The principle of least privilege -- a cornerstone in on-site identity and access management (IAM) -- should be extended to the cloud to maintain security and ensure users and devices only have access to those resources necessary to complete their jobs.
Fortunately, there are a variety of cloud least privilege practices organizations can implement and manage to address the elephant in the room.
Control and manage cloud policies
The biggest issue organizations face is how easy it is to exploit cloud policies to allocate privileges. For many years, security professionals have railed against the overallocation of privileges with servers and applications on site. It's also always true that job functions are easier to fulfill when you're the root or admin user. But that isn't secure.
This is a common problem in the cloud too. DevOps and cloud engineering teams often deploy infrastructure that "just works" with identity policies and is entirely too permissive.
To counteract privilege creep in the cloud and other cloud access security pitfalls, security teams should do the following:
- Monitor cloud services that monitor. Enable and monitor all cloud-native security services that monitor cloud IAM policies and provide alerting and guidance on privilege reduction. These include AWS IAM Access Analyzer, Google Cloud Policy Analyzer for IAM and Azure role-based access control policy analytics in Azure Policy. Such services provide insight and reporting into what privileges are defined, where they're allocated and how current privilege levels could be reduced to improve security.
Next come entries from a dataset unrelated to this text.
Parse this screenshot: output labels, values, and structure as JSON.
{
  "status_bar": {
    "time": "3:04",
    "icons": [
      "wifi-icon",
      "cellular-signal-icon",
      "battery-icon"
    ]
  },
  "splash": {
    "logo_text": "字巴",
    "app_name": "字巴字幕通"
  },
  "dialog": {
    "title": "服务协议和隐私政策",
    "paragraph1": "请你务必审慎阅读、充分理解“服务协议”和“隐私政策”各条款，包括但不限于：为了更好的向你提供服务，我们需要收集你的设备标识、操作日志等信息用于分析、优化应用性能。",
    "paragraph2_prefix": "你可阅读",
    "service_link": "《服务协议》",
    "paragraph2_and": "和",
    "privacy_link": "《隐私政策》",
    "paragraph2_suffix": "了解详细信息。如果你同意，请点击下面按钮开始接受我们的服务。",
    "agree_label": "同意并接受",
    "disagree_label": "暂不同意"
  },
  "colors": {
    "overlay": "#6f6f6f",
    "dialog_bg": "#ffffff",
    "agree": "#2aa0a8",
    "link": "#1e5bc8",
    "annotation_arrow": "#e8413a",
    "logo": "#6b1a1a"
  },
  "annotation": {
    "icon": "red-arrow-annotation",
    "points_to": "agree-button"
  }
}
- Use cloud security posture management (CSPM). Consider a CSPM service that integrates with IaaS and PaaS clouds used by the organization and continually scans for configuration issues and vulnerabilities -- which can easily include IAM policies.
- Secure SaaS with a CSPM, SaaS security posture management (SSPM) or cloud access security broker (CASB). For SaaS clouds, use a CSPM, SSPM or CASB that can help identify any vulnerabilities in how privileges are allocated.
- Evaluate cloud security analysis platforms. Consider a dedicated cloud security analysis platform that focuses on identity. These may not technically fall into the CSPM or SSPM categories. But they can analyze the entire set of interrelated policies defined and implemented within a cloud environment.
Consider cloud provider privileged identity management tools
Major cloud providers are increasingly offering easy-to-implement privilege management tools that are tightly integrated with their core services. Azure AD Privileged Identity Management, for example, features just-in-time access for administrators with time limits on sessions, manager approval (if desired), granular logging and auditing, automated alerting and access review reports for admin access. Similar stacks that rely on least privilege in the cloud are available from other large providers.
Administrator access to the cloud should include the following:
- Short-term access governed by just-in-time conditional access that takes user location, endpoint and behavior into account. Step-up authentication ensures only valid admins access the cloud environment.
- Multifactor authentication (MFA) that is flexible and integrated with access management options such as federation and single sign-on.
- Extensive logging and monitoring for all admin access through native logging engines, such as AWS CloudTrail, Azure Monitor or Google Cloud Logging.
MFA and other privileged access impediments can hamstring DevOps and engineering teams that need more automated workflows. In these cases, a secrets management platform that features real-time privilege allocation for builds and deployments likely makes the most sense.
Many API-integrated services are available for both on-premises and cloud-based pipelines that help security teams define and implement automated privilege allocation, revocation and monitoring for pipeline activities. Any changes to the defined policies within these platforms should require MFA or put other access restrictions in place, such as location-based access.